Installing air conditioning in an iconic landmark is a challenge

One of the most iconic buildings in Amsterdam is the Olympic Stadium. The complex, built for the 1928 Summer Games, includes a gym, restaurant and businesses. The installation of an air conditioner in this area led to some puzzle: For example, the customer wanted a stylish trigger system and the outdoor unit must not be visible.

Of all the seats at the stadium, the Amsterdam Olympic Stadium Foundation manages the first two ‘house numbers’, which house the sports field, a weight room and several halls and meeting rooms. “In the increasingly hot summers, the indoor climate in our premises sometimes became uncomfortable,” says Nora Scholten, office manager at the Olympic Stadium. “Three years ago, we entered into a dialogue with Mark van Dijk, owner of M. van Dijk Installaties, about the possibilities of having an air conditioner installed. Then the ball started to roll. ”

Special wishes package
The foundation formulated a number of wishes that the new system should meet. In addition to realizing a comfortable – and therefore draft-free – indoor climate, the new installation should fit in with the building’s stylish character. Due to its monumental status, the outdoor unit must not be visible from the outside. Mark van Dijk started calculating from that package. About the same time, he came in contact with John Caspari, sales engineer at Ambrava. Caspari showed him Samsung’s air conditioner and was able to convince Van Dijk of the possibilities of the Olympic Stadium. The installer made a new design, with 360 cassettes under or in the ceiling in the rental rooms, and wall models for the meeting rooms that require less cooling capacity.

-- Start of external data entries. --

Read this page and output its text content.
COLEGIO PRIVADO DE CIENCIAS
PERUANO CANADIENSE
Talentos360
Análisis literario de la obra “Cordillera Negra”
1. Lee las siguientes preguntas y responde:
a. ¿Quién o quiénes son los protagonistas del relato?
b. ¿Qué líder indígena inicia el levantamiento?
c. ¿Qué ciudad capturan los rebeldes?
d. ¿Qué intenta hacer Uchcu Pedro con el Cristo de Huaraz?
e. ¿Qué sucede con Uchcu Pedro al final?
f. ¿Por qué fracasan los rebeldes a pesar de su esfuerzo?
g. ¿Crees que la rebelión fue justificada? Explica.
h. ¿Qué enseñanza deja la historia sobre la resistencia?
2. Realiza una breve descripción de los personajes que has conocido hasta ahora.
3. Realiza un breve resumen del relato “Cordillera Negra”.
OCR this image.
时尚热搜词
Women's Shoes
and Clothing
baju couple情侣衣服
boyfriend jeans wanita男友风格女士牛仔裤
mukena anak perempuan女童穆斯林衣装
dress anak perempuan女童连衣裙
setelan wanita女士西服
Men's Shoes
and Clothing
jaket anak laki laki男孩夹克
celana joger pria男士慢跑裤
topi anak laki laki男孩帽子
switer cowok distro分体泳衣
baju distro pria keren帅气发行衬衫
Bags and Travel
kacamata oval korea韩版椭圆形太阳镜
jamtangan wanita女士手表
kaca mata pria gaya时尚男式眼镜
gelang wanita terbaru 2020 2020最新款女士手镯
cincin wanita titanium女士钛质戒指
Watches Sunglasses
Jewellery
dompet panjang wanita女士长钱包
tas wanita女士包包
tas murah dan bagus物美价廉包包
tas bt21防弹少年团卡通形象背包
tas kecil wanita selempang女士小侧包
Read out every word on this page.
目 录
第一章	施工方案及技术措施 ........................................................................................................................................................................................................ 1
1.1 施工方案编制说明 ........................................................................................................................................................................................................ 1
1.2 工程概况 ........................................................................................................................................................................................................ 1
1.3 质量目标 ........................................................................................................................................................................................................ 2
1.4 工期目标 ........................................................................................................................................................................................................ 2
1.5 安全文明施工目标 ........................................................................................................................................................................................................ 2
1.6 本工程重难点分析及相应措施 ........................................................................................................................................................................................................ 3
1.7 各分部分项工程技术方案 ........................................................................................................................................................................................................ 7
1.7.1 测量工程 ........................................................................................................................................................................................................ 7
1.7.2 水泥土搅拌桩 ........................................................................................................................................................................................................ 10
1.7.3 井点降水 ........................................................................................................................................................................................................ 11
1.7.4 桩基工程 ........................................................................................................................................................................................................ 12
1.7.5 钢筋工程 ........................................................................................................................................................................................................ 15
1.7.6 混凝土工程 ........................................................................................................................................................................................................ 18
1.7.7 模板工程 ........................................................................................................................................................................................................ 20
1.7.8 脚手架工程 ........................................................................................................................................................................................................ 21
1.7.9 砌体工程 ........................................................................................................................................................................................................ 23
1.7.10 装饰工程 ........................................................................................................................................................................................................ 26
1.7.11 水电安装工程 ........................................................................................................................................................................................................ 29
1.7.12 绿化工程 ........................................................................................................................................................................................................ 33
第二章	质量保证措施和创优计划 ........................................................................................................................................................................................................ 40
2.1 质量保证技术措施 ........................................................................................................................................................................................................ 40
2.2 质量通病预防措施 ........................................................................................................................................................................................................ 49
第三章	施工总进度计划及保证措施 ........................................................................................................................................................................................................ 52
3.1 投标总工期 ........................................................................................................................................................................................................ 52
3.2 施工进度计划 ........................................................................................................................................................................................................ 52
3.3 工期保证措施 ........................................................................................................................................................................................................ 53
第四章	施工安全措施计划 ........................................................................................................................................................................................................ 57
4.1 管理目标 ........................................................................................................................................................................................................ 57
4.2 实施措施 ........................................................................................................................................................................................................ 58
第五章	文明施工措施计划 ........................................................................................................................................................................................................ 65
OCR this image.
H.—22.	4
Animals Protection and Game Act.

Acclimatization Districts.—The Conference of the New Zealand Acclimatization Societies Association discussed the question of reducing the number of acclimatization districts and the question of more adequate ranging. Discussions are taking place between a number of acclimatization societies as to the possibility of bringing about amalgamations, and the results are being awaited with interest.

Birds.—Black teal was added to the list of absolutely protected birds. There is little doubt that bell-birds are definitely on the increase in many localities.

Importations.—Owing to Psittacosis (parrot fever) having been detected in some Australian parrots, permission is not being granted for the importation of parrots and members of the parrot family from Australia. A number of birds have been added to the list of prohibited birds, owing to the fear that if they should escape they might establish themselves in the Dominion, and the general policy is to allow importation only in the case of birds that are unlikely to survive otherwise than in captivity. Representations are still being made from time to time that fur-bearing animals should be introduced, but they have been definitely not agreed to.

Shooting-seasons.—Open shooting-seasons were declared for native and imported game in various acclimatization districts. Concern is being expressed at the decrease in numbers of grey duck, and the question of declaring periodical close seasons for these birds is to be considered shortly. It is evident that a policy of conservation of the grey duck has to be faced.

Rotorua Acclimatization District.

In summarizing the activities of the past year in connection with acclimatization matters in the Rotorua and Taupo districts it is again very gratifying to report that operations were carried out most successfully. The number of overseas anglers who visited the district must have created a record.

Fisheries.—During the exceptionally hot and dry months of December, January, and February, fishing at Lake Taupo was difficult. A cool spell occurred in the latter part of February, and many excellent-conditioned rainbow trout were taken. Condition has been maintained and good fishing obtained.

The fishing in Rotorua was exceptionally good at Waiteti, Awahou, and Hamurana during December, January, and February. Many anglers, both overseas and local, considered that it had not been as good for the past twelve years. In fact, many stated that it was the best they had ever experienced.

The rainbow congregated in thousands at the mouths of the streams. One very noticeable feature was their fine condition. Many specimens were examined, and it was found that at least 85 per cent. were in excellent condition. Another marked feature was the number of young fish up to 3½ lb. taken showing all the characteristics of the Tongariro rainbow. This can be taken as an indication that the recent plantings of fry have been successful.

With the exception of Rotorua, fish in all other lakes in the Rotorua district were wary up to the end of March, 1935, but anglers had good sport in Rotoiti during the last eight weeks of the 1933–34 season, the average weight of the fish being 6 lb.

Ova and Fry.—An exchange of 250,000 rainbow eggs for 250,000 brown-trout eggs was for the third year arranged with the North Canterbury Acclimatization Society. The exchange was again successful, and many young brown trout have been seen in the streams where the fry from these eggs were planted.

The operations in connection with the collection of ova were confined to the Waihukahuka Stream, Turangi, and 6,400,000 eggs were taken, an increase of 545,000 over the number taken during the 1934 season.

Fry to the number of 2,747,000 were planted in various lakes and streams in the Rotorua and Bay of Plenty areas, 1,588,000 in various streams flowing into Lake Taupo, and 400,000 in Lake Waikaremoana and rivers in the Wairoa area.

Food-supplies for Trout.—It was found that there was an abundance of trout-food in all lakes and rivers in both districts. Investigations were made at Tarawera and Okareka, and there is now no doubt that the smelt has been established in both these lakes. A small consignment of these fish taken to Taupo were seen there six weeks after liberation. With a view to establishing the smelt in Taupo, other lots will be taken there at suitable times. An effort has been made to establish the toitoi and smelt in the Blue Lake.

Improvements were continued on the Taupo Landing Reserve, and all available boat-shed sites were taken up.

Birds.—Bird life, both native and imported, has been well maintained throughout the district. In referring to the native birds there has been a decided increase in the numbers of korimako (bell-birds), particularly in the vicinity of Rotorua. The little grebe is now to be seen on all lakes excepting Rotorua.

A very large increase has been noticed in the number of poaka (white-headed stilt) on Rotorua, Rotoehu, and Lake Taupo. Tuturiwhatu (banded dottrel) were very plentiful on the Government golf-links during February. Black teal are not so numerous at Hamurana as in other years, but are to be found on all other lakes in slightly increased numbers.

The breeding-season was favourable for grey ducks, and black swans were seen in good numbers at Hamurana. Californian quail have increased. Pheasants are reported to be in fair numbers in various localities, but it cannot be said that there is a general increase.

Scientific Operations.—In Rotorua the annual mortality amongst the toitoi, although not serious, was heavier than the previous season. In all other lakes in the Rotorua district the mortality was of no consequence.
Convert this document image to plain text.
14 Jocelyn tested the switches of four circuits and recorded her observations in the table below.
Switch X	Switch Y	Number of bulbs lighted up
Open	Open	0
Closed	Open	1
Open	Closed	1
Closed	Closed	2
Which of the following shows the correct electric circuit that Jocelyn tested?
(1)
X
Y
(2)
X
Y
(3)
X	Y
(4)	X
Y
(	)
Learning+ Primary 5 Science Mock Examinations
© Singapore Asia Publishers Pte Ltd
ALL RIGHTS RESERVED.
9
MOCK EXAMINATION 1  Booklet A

One of the installed 360 cassettes.

Air conditioning without slats
According to John Caspari, about 360 cartridges do not use fins: “Valves can cause noise and resistance when blowing out. Because they are absent here, this is a quiet system that blows out in all directions, so there are no traction complaints. ” After the Olympic Stadium agreed to the proposal to install these cassettes, Mark van Dijk got started. It happened in two phases. First, the rooms of ‘house number 2’ were taken up: a hall and reception hall – with room for 150 and 100 visitors respectively – were both equipped with two 360 cassettes, and an office and two meeting rooms were each given an A3050 wall model. An outdoor unit was then installed so that this part of the installation could be used.

Wall model with special design
One and a half years ago, in the second phase of the project, trigger systems were installed in the rooms in ‘house number 1’. A large room, which is used, among other things, as a canteen for an athletics club, was furnished with two 360 cassettes. The same association’s wall room was given one, and a Windless wall model was placed in the meeting room of this building department. The A3050s placed in the first phase have now also been replaced by this wall-mounted model. According to John Caspari, Wind-Free has the advantage of having a ruler that closes as soon as the temperature has dropped to 1 degree above the set point. “Then the air is blown out through countless small holes to achieve the final degree of temperature lowering. This prevents drafts of complaints. “Phase 2 was almost completed with the placement of these devices. Only the outdoor unit still needed to be installed so that the installation could be taken into use.

One of the outdoor units is located under the roof of the stairwell to the stands.

Plumbing out of sight
Although the project at the Olympic Stadium did not cause the major technical surprises, the piping of the installation provided Mark van Dijk with further calculations. Virtually no wall in the building runs straight, and the installer also wanted to keep the cable and pipes out of sight. Part of it is mounted above the ceiling and behind walls, and in some places cables are hidden in spiral ducts in the style that was previously used in the building’s ventilation system. Van Dijk ran into the maximum allowable pipe length for the delivery system. “It is solved with the help of software from Samsung. In that program you can enter all parameters for a project, after which it automatically indicates whether the design is suitable in relation to the piping. ”

Location of the outdoor unit
In the end, the installation of the outdoor unit, a Samsung DVM S Eco with 33.5 kW cooling capacity, posed him the biggest challenge. “Because it is a monumental complex, outdoor units should not be visible to the public. Last year, the first unit got a place under the roof of the entrance to the stands. It is an open space with sufficient air circulation, and it is not visible from the outside. ” The second outdoor unit for the second phase of the project is now located in another staircase on the stands. Both units are positioned so that the direction of airflow points towards the field. “This prevents the risk of them drawing in their own return air, which is bad for efficiency,” says Mark van Dijk. “And you also prevent noise nuisance.”